The political-strategic context is the one outlined by the European Internal Security Strategy. In a scenario of hybrid threats on the rise, criminal networks expanding and migration of crime online, the EU promotes a cultural change in safety: involve citizens, businesses, researchers, civil society, integrate the dimension of security-by-design in new initiatives and build a European governance that supports the implementation and monitoring of policies.

"Being safe is a fundamental prerequisite for open and dynamic societies and a prosperous economy. We will strengthen Europol and equip law enforcement authorities with modern tools. But researchers, businesses, and citizens can also contribute to greater safety for all," he said. Ursula von der Leyen.

"Security is a prerequisite for democracy and prosperity. The EU must be bold and proactive in the face of complex challenges: we will strengthen capabilities, leverage technology, strengthen cybersecurity, and counter threats," he added. Henna Virkkunen, Executive Vice President for Technology Sovereignty, Security and Democracy.

Implementation, monitoring and milestones

The 2025–2030 Plan introduces a measurable policy cycle:

  • National Roadmaps within three months of signing, with indicators e start within six months;
  • Monitoring means IISG (or successor), annual reports of the partners, regional networks (PCVE coordinators and analysts), regular dialogues EU–WB;
  • EU–Western Balkans Ministerial Forum on JHA as the headquarters of political address and progress monitoring.
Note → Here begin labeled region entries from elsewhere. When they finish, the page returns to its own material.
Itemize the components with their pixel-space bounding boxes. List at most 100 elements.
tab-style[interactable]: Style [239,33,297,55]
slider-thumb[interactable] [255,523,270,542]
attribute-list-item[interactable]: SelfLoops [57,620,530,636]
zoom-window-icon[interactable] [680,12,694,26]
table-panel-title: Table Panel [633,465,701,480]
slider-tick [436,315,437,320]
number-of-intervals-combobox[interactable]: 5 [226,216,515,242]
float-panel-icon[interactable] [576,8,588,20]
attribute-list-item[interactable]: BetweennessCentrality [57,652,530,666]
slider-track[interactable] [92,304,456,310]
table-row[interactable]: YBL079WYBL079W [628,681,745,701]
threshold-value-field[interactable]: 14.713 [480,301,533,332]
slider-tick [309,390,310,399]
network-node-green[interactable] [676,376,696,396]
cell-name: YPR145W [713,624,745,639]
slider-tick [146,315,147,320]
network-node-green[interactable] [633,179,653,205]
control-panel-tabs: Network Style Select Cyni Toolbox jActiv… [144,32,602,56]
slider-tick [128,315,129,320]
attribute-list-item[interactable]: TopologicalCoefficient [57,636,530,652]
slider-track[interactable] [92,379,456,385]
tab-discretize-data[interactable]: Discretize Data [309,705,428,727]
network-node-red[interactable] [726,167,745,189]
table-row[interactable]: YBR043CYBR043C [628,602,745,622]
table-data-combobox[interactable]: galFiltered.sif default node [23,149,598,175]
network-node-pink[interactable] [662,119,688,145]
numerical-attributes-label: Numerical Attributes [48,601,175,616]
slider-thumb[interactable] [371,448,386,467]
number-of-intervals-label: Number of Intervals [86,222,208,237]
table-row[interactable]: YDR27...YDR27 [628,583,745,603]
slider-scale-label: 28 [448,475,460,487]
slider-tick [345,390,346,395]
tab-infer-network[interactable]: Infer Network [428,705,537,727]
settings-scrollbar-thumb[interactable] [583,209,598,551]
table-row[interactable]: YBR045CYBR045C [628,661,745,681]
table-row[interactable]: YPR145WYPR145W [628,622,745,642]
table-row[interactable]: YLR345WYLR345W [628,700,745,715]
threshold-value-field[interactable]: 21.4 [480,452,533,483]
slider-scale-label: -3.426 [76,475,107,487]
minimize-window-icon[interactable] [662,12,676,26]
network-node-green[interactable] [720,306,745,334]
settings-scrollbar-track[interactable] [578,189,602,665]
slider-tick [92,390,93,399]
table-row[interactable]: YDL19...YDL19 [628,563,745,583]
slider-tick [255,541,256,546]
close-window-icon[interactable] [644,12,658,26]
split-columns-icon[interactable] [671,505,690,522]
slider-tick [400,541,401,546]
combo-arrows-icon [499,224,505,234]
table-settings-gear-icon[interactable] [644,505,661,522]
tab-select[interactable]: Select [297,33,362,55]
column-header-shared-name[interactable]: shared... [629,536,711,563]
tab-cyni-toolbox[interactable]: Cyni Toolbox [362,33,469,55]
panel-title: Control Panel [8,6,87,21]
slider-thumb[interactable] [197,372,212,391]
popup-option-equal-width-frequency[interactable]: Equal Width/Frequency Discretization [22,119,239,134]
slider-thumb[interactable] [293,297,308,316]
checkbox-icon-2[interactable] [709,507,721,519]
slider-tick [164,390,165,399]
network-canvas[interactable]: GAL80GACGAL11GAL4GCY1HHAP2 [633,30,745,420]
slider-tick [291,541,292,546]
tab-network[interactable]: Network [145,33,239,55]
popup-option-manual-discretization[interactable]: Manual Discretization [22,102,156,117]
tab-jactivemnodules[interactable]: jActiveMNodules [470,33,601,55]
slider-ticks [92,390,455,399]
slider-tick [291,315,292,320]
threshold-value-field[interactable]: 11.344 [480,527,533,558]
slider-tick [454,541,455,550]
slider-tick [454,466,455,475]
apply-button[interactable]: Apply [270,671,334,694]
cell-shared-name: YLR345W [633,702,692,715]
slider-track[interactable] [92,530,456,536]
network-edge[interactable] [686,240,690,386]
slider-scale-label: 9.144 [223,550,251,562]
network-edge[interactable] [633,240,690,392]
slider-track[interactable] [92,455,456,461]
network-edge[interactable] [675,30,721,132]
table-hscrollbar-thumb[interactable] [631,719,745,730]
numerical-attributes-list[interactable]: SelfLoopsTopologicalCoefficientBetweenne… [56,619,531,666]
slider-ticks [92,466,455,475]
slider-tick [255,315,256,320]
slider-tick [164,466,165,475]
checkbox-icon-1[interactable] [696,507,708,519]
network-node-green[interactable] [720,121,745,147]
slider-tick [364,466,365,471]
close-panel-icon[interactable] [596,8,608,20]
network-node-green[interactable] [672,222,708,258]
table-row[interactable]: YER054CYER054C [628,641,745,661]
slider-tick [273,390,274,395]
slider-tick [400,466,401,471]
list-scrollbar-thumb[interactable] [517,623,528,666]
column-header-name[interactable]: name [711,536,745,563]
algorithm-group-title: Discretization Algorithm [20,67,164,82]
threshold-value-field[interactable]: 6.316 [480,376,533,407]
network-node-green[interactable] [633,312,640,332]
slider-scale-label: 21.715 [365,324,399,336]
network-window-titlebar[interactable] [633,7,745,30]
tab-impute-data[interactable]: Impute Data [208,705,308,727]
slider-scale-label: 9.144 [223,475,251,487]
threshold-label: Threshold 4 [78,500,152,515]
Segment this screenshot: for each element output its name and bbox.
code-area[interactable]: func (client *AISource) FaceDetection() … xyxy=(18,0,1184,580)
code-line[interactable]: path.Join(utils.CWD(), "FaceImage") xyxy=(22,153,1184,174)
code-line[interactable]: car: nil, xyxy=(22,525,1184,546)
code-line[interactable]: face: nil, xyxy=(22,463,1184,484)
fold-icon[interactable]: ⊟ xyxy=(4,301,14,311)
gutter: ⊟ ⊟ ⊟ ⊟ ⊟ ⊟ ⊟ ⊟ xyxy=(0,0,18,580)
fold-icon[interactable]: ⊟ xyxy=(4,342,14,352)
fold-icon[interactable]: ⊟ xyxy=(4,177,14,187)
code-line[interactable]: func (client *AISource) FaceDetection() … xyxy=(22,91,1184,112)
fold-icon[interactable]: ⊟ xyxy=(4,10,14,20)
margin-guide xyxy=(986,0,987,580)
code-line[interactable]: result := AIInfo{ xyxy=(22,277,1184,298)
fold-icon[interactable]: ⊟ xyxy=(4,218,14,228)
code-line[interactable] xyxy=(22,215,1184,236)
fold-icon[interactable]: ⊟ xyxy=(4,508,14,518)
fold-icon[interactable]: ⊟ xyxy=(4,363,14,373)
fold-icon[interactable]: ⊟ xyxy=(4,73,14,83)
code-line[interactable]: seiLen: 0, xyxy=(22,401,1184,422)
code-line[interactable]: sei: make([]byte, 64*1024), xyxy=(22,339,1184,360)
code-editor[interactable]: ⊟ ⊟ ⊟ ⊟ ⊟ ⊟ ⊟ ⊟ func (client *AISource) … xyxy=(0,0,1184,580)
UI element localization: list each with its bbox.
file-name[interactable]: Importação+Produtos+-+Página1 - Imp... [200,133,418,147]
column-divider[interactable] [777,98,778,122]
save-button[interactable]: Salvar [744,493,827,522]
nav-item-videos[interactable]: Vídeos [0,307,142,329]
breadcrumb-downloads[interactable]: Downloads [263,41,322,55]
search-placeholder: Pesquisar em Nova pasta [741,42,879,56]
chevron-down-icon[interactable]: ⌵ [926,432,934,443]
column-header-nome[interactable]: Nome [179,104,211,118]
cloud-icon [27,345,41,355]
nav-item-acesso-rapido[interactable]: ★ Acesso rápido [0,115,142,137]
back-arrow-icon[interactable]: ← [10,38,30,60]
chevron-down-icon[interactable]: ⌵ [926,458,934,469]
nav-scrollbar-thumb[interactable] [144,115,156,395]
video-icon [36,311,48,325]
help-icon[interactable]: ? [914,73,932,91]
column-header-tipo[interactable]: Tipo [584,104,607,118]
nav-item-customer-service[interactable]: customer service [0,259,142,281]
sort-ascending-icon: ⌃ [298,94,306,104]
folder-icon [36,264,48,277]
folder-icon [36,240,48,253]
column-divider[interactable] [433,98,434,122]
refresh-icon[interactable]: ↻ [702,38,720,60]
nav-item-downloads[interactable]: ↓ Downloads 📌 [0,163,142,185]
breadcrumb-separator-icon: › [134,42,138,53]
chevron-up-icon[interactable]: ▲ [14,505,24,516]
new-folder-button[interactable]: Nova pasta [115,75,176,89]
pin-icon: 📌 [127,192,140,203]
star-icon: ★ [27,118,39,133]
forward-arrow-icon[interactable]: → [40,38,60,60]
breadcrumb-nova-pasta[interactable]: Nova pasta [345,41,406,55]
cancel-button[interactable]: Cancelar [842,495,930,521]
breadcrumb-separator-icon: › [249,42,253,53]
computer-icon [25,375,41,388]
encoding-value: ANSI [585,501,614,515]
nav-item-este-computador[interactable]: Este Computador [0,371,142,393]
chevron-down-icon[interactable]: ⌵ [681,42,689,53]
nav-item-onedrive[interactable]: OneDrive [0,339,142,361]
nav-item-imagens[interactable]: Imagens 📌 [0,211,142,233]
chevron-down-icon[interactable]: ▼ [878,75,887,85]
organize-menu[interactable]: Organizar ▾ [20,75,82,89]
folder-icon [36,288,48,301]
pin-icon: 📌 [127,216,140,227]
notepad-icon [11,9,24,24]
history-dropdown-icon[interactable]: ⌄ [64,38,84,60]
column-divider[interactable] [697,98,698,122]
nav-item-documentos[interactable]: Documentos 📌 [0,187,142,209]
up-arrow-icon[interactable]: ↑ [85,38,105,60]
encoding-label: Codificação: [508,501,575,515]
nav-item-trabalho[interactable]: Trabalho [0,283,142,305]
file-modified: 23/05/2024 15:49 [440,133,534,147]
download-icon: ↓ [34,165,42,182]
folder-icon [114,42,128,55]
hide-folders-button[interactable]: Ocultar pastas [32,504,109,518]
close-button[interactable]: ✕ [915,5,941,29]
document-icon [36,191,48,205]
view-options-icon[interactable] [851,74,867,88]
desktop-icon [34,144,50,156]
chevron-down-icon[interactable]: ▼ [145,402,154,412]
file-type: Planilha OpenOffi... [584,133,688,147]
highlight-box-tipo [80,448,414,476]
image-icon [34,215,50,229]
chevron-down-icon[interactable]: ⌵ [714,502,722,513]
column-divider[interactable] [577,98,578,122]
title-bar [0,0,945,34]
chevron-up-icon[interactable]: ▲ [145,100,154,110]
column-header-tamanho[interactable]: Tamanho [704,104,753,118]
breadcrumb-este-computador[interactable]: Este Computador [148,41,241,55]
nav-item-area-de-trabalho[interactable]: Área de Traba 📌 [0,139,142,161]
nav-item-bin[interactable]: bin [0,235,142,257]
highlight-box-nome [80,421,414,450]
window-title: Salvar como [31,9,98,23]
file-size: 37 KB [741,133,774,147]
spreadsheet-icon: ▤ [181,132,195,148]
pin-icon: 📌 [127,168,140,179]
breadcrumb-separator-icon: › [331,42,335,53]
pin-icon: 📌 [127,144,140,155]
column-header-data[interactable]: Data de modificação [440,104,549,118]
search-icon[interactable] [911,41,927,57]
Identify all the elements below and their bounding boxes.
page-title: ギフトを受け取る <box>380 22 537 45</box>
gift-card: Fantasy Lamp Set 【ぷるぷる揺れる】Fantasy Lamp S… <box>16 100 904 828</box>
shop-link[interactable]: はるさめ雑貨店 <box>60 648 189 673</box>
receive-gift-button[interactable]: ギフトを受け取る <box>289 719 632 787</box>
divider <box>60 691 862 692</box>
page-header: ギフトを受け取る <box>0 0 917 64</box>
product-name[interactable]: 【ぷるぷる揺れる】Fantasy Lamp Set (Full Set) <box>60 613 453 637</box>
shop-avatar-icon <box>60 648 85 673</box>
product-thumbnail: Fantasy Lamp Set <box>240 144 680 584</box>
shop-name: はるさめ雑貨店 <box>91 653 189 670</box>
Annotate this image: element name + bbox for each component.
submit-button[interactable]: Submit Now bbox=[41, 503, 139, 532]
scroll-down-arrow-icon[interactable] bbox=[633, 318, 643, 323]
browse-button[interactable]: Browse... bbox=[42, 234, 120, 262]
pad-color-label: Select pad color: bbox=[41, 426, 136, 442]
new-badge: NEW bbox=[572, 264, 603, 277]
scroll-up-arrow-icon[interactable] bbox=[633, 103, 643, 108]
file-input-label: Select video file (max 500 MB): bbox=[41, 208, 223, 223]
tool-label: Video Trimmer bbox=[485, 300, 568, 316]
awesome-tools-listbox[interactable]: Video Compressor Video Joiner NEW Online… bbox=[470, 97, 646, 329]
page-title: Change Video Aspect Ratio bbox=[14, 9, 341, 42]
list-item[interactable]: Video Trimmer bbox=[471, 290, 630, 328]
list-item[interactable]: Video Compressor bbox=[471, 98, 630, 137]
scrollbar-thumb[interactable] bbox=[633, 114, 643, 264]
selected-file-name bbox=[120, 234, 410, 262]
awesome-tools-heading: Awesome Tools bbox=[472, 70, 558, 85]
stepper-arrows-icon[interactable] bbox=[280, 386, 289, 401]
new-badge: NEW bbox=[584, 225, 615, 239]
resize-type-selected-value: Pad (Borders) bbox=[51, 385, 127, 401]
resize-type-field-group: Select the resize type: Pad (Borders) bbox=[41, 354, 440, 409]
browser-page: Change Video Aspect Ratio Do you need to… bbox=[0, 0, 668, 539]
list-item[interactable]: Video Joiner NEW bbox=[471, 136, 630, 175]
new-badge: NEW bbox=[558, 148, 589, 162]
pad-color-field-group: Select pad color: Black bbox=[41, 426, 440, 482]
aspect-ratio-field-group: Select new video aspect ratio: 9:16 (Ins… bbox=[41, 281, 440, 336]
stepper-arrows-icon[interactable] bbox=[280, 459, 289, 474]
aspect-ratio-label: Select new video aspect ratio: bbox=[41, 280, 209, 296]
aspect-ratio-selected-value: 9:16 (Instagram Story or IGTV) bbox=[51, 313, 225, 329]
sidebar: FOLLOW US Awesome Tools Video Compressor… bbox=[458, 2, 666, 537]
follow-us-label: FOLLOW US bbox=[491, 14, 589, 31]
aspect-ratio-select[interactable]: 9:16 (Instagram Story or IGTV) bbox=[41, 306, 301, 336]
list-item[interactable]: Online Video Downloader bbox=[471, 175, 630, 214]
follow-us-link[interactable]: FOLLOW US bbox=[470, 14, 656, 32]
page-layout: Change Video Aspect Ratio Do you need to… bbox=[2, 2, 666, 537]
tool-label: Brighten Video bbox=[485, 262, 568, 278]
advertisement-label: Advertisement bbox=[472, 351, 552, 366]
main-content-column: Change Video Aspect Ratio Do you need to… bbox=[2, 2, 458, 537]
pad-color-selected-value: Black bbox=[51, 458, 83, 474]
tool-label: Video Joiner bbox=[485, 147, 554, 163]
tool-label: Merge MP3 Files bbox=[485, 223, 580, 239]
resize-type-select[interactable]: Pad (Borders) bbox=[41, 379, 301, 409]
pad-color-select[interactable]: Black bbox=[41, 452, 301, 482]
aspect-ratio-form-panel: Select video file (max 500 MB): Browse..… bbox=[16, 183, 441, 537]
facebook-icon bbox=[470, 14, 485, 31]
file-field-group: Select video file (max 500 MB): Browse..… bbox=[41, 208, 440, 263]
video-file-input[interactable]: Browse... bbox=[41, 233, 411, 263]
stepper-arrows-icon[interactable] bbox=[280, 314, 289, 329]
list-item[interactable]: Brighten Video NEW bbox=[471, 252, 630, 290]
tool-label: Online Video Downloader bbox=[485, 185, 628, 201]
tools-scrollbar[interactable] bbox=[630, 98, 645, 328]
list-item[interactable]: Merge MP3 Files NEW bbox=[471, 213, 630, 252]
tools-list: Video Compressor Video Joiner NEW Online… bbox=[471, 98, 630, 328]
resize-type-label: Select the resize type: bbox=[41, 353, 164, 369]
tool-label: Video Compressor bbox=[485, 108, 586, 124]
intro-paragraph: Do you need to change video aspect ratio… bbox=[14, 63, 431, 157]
What's really changing: five substantial differences compared to 2018

  1. Extended time horizon (2030) e roadmap national with indicators → from “project-based” cooperation to a structured programming.
  2. Digital dimension in the center: TCO, IA, crypto-assets, API/PNR they become cross-cutting priorities of counterterrorism policies.
  3. Regional network of analysts e regional TE-SAT report → analytical capacity building e anticipation threats, not just reaction.
  4. Undesirable Foreign Funding → monitoring of potentially destabilizing external financial flows, with balancing between of your digital ecosystem. e civic space.
  5. Critical entities resilience e counter-UAS → updated focus on infrastructure e public spaces in light of emerging technological threats.

Expected impact for Western Balkan partners

  • Greater interoperability with the EU security architecture (Europol/Eurojust/CEPOL), reducing procedural and technological gaps;
  • Investigative skills enhance on online content, illicit finance, weaponry, cross-border movements;
  • Systemic resilience of infrastructure and public spaces, with a risk-based approach and a community of professionals;
  • Prevention more widespread thanks to national-local structures, prison programs, counter-narrative e digital literacy.

Fundamental rights, gender and the rule of law

The 2025–2030 Plan expressly calls for the integration of human rights and gender perspective in anti-terrorism policies: differentiated assessments in proceedings involving women returning from conflict zones, data protection in the investigative stages, protections in detention and training for law enforcement on approaches gender-sensitive in line with CEDAW e UNSCR 1325.

This represents an important evolution compared to 2018, when the emphasis was primarily on legal alignment, cooperation, and operational tools.

The political framework

Announced in the Commission's political guidelines and included in the broader plan which includes theUnion of preparation, White Paper on European Defence and the future European Shield for Democracy, the new strategy aims at aSecure and resilient union in all respects. In this framework, cooperation with the Western Balkans is not only a technical chapter of justice and home affairs, but a piece of the enlargement and the progressive integration of regional partners into the European security ecosystem.

With the company Action Plan 2025–2030, EU and Western Balkans make a qualitative leap: from thematic coordination to building a single safety culture, founded on anticipation, prevention, reliable technology, judicial and police cooperation, infrastructure resilience e company involvement.

As he summarized Magnus Bruner, is a “mission of the moment”, which requires a change of mentality: just one shared security It can ensure freedom and prosperity in a Europe faced with new and changing threats.